Dedicare l’8 marzo a tutte le donne che nel 2016 sono morte a causa di malattie incurabili e contro cui hanno lottato. Questo quanto sottolineato dal consigliere di Polo Civico Popolare Sandra Bennici. 
L’8 marzo non è la festa delle donne, ma soprattutto  la giornata per  ricordare sia le loro conquiste sociali, politiche ed economiche,  sia le  discriminazioni e le violenze cui sono state oggetto e  che ancora sono presenti in tutte le parti del mondo. Ha detto il consigliere. 
La  Giornata internazionale della donna si celebra ogni anno l’8 marzo in molti paesi del mondo. È stata istituita per ricordare i diritti ottenuti dalle donne nell’ultimo secolo e attirare l’attenzione su quelli ancora da ottenere, più di quanto avviene negli altri 364 giorni dell’anno.
 “Purtroppo la Giornata negli ultimi anni ha perso il significato originario, si è ridotta ad un evento commerciale come tanti altri, tranne sporadiche conferenze interessanti. Solitamente assistiamo a eventi celebrativi, ripetitivi , privi di contenuto fino ad arrivare a party con annessi strip maschili, che sicuramente nulla hanno a che vedere con la Giornata delle donne. Troppe le  lotte per ottenere pari diritti e pari opportunità, eroine di un mondo troppo ignorante e incapace di capire che le persone siano  uguali indipendentemente dal sesso!!” Ha detto la Bennici. 
Sorridi donna, Sorridi sempre alla vita anche se lei non  ti sorride. Questo il motto che le donne dovrebbere ripetere per il consigliere. 

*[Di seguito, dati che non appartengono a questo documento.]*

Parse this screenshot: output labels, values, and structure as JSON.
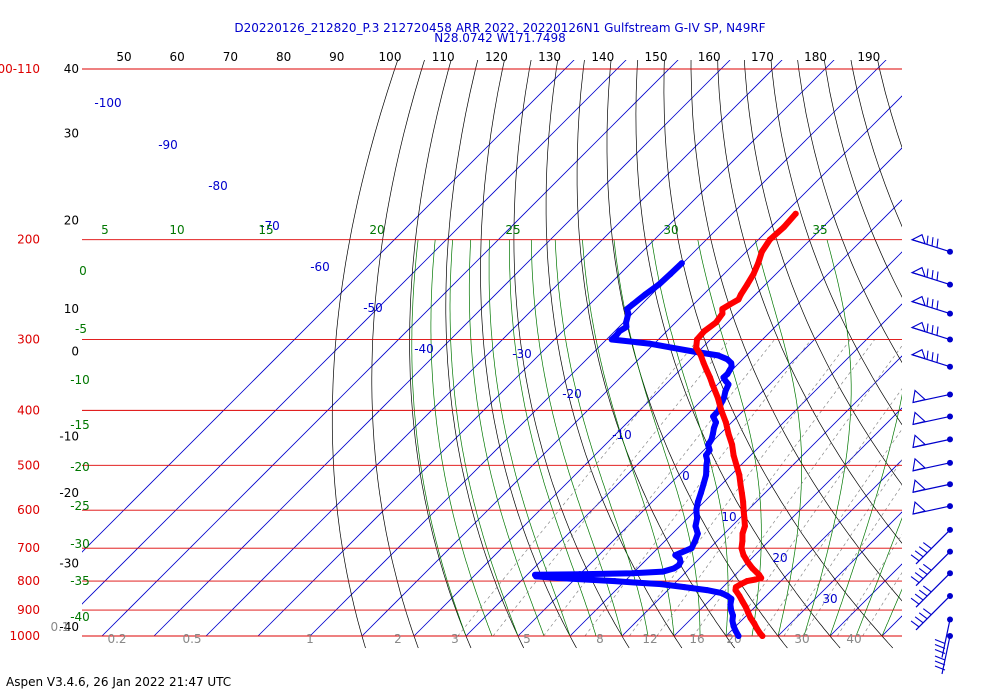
{
  "title_line1": "D20220126_212820_P.3 212720458 ARR 2022, 20220126N1 Gulfstream G-IV SP, N49RF",
  "title_line2": "N28.0742 W171.7498",
  "footer": "Aspen V3.4.6, 26 Jan 2022  21:47 UTC",
  "chart_data": {
    "type": "line",
    "plot": "skew-T log-p",
    "pressure_levels": [
      {
        "p": 100,
        "label": "100-110"
      },
      {
        "p": 200,
        "label": "200"
      },
      {
        "p": 300,
        "label": "300"
      },
      {
        "p": 400,
        "label": "400"
      },
      {
        "p": 500,
        "label": "500"
      },
      {
        "p": 600,
        "label": "600"
      },
      {
        "p": 700,
        "label": "700"
      },
      {
        "p": 800,
        "label": "800"
      },
      {
        "p": 900,
        "label": "900"
      },
      {
        "p": 1000,
        "label": "1000"
      }
    ],
    "height_labels": [
      {
        "p": 100,
        "label": "40"
      },
      {
        "p": 130,
        "label": "30"
      },
      {
        "p": 185,
        "label": "20"
      },
      {
        "p": 265,
        "label": "10"
      },
      {
        "p": 315,
        "label": "0"
      },
      {
        "p": 445,
        "label": "-10"
      },
      {
        "p": 560,
        "label": "-20"
      },
      {
        "p": 745,
        "label": "-30"
      },
      {
        "p": 965,
        "label": "-40"
      }
    ],
    "top_tick_labels": [
      "50",
      "60",
      "70",
      "80",
      "90",
      "100",
      "110",
      "120",
      "130",
      "140",
      "150",
      "160",
      "170",
      "180",
      "190"
    ],
    "isotherm_labels": [
      "-100",
      "-90",
      "-80",
      "-70",
      "-60",
      "-50",
      "-40",
      "-30",
      "-20",
      "-10",
      "0",
      "10",
      "20",
      "30"
    ],
    "dry_adiabat_labels": [
      "5",
      "10",
      "15",
      "20",
      "25",
      "30",
      "35",
      "0",
      "-5",
      "-10",
      "-15",
      "-20",
      "-25",
      "-30",
      "-35",
      "-40"
    ],
    "mixing_ratio_labels": [
      "0.1",
      "0.2",
      "0.5",
      "1",
      "2",
      "3",
      "5",
      "8",
      "12",
      "16",
      "20",
      "30",
      "40"
    ],
    "temperature": {
      "name": "Temperature",
      "color": "#ff0000",
      "points": [
        [
          180,
          -57.8
        ],
        [
          190,
          -57.5
        ],
        [
          200,
          -57.8
        ],
        [
          210,
          -57.0
        ],
        [
          220,
          -55.5
        ],
        [
          230,
          -54.3
        ],
        [
          240,
          -53.5
        ],
        [
          250,
          -52.8
        ],
        [
          255,
          -52.3
        ],
        [
          260,
          -53.0
        ],
        [
          265,
          -53.6
        ],
        [
          270,
          -52.7
        ],
        [
          280,
          -52.2
        ],
        [
          290,
          -52.8
        ],
        [
          300,
          -52.6
        ],
        [
          310,
          -51.2
        ],
        [
          320,
          -48.8
        ],
        [
          330,
          -46.8
        ],
        [
          340,
          -44.8
        ],
        [
          350,
          -42.8
        ],
        [
          360,
          -41.0
        ],
        [
          380,
          -37.4
        ],
        [
          400,
          -34.3
        ],
        [
          420,
          -31.1
        ],
        [
          440,
          -28.4
        ],
        [
          460,
          -25.6
        ],
        [
          480,
          -23.3
        ],
        [
          500,
          -20.8
        ],
        [
          520,
          -18.4
        ],
        [
          540,
          -16.4
        ],
        [
          560,
          -14.4
        ],
        [
          580,
          -12.5
        ],
        [
          600,
          -10.8
        ],
        [
          620,
          -9.1
        ],
        [
          640,
          -7.5
        ],
        [
          660,
          -6.5
        ],
        [
          680,
          -5.1
        ],
        [
          700,
          -3.9
        ],
        [
          720,
          -2.2
        ],
        [
          740,
          -0.1
        ],
        [
          760,
          2.1
        ],
        [
          780,
          4.6
        ],
        [
          790,
          5.6
        ],
        [
          795,
          4.8
        ],
        [
          800,
          3.5
        ],
        [
          810,
          2.9
        ],
        [
          820,
          2.5
        ],
        [
          830,
          3.0
        ],
        [
          850,
          4.9
        ],
        [
          870,
          6.6
        ],
        [
          890,
          8.3
        ],
        [
          910,
          9.8
        ],
        [
          930,
          11.3
        ],
        [
          950,
          13.0
        ],
        [
          970,
          14.5
        ],
        [
          990,
          16.1
        ],
        [
          1000,
          17.0
        ]
      ]
    },
    "dewpoint": {
      "name": "Dewpoint",
      "color": "#0000ff",
      "points": [
        [
          220,
          -70.2
        ],
        [
          230,
          -70.3
        ],
        [
          240,
          -70.5
        ],
        [
          250,
          -71.2
        ],
        [
          260,
          -71.7
        ],
        [
          265,
          -71.9
        ],
        [
          270,
          -70.8
        ],
        [
          280,
          -69.5
        ],
        [
          285,
          -68.6
        ],
        [
          290,
          -69.1
        ],
        [
          295,
          -68.9
        ],
        [
          300,
          -69.0
        ],
        [
          305,
          -61.0
        ],
        [
          310,
          -56.0
        ],
        [
          315,
          -51.0
        ],
        [
          320,
          -45.5
        ],
        [
          325,
          -43.0
        ],
        [
          330,
          -41.5
        ],
        [
          335,
          -40.7
        ],
        [
          340,
          -40.4
        ],
        [
          345,
          -40.1
        ],
        [
          350,
          -40.2
        ],
        [
          355,
          -39.1
        ],
        [
          360,
          -37.9
        ],
        [
          370,
          -37.2
        ],
        [
          380,
          -36.2
        ],
        [
          390,
          -35.6
        ],
        [
          400,
          -34.8
        ],
        [
          410,
          -34.7
        ],
        [
          420,
          -33.0
        ],
        [
          430,
          -32.3
        ],
        [
          440,
          -31.4
        ],
        [
          450,
          -30.6
        ],
        [
          460,
          -30.2
        ],
        [
          470,
          -28.9
        ],
        [
          480,
          -28.6
        ],
        [
          490,
          -27.4
        ],
        [
          500,
          -26.6
        ],
        [
          520,
          -24.8
        ],
        [
          540,
          -23.5
        ],
        [
          560,
          -22.3
        ],
        [
          580,
          -21.2
        ],
        [
          600,
          -19.9
        ],
        [
          620,
          -18.2
        ],
        [
          640,
          -17.0
        ],
        [
          660,
          -15.1
        ],
        [
          680,
          -14.2
        ],
        [
          700,
          -13.5
        ],
        [
          720,
          -15.3
        ],
        [
          730,
          -13.8
        ],
        [
          740,
          -13.0
        ],
        [
          750,
          -12.7
        ],
        [
          760,
          -13.0
        ],
        [
          770,
          -14.5
        ],
        [
          775,
          -20.0
        ],
        [
          778,
          -30.0
        ],
        [
          780,
          -38.5
        ],
        [
          785,
          -38.0
        ],
        [
          790,
          -33.5
        ],
        [
          795,
          -28.0
        ],
        [
          800,
          -22.0
        ],
        [
          805,
          -17.5
        ],
        [
          810,
          -12.5
        ],
        [
          820,
          -7.4
        ],
        [
          830,
          -2.5
        ],
        [
          840,
          0.9
        ],
        [
          850,
          2.6
        ],
        [
          860,
          3.9
        ],
        [
          880,
          4.8
        ],
        [
          900,
          6.0
        ],
        [
          920,
          7.4
        ],
        [
          940,
          8.3
        ],
        [
          960,
          9.5
        ],
        [
          980,
          10.9
        ],
        [
          1000,
          12.4
        ]
      ]
    },
    "wind_barbs": [
      {
        "p": 210,
        "icon": "wind-barb-icon"
      },
      {
        "p": 240,
        "icon": "wind-barb-icon"
      },
      {
        "p": 270,
        "icon": "wind-barb-icon"
      },
      {
        "p": 300,
        "icon": "wind-barb-icon"
      },
      {
        "p": 335,
        "icon": "wind-barb-icon"
      },
      {
        "p": 375,
        "icon": "wind-barb-icon"
      },
      {
        "p": 410,
        "icon": "wind-barb-icon"
      },
      {
        "p": 450,
        "icon": "wind-barb-icon"
      },
      {
        "p": 495,
        "icon": "wind-barb-icon"
      },
      {
        "p": 540,
        "icon": "wind-barb-icon"
      },
      {
        "p": 590,
        "icon": "wind-barb-icon"
      },
      {
        "p": 650,
        "icon": "wind-barb-icon"
      },
      {
        "p": 710,
        "icon": "wind-barb-icon"
      },
      {
        "p": 775,
        "icon": "wind-barb-icon"
      },
      {
        "p": 850,
        "icon": "wind-barb-icon"
      },
      {
        "p": 935,
        "icon": "wind-barb-icon"
      },
      {
        "p": 1000,
        "icon": "wind-barb-icon"
      }
    ],
    "grid": true
  }
}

“Ed è quello che hanno fatto tante donne che hanno lottato con dignità e coraggio la loro ultima battaglia, con un unico grande rammarico quello che stavano lasciando. Questo  marzo lo voglio dedicare a loro chiamandole per nome (Stefania,Rosanna,Mariella ,Concetta ,Emanuela ,Cinzia ……..)” Ha detto il consigliere. 
“Esempio per chi sta lottando ancora  certe di vincere anche per loro, una guerra impari, ma donne forti e determinate con la forza di sorridere sempre. Questa giornata è per  tutte voi!” ha concluso la Bennici.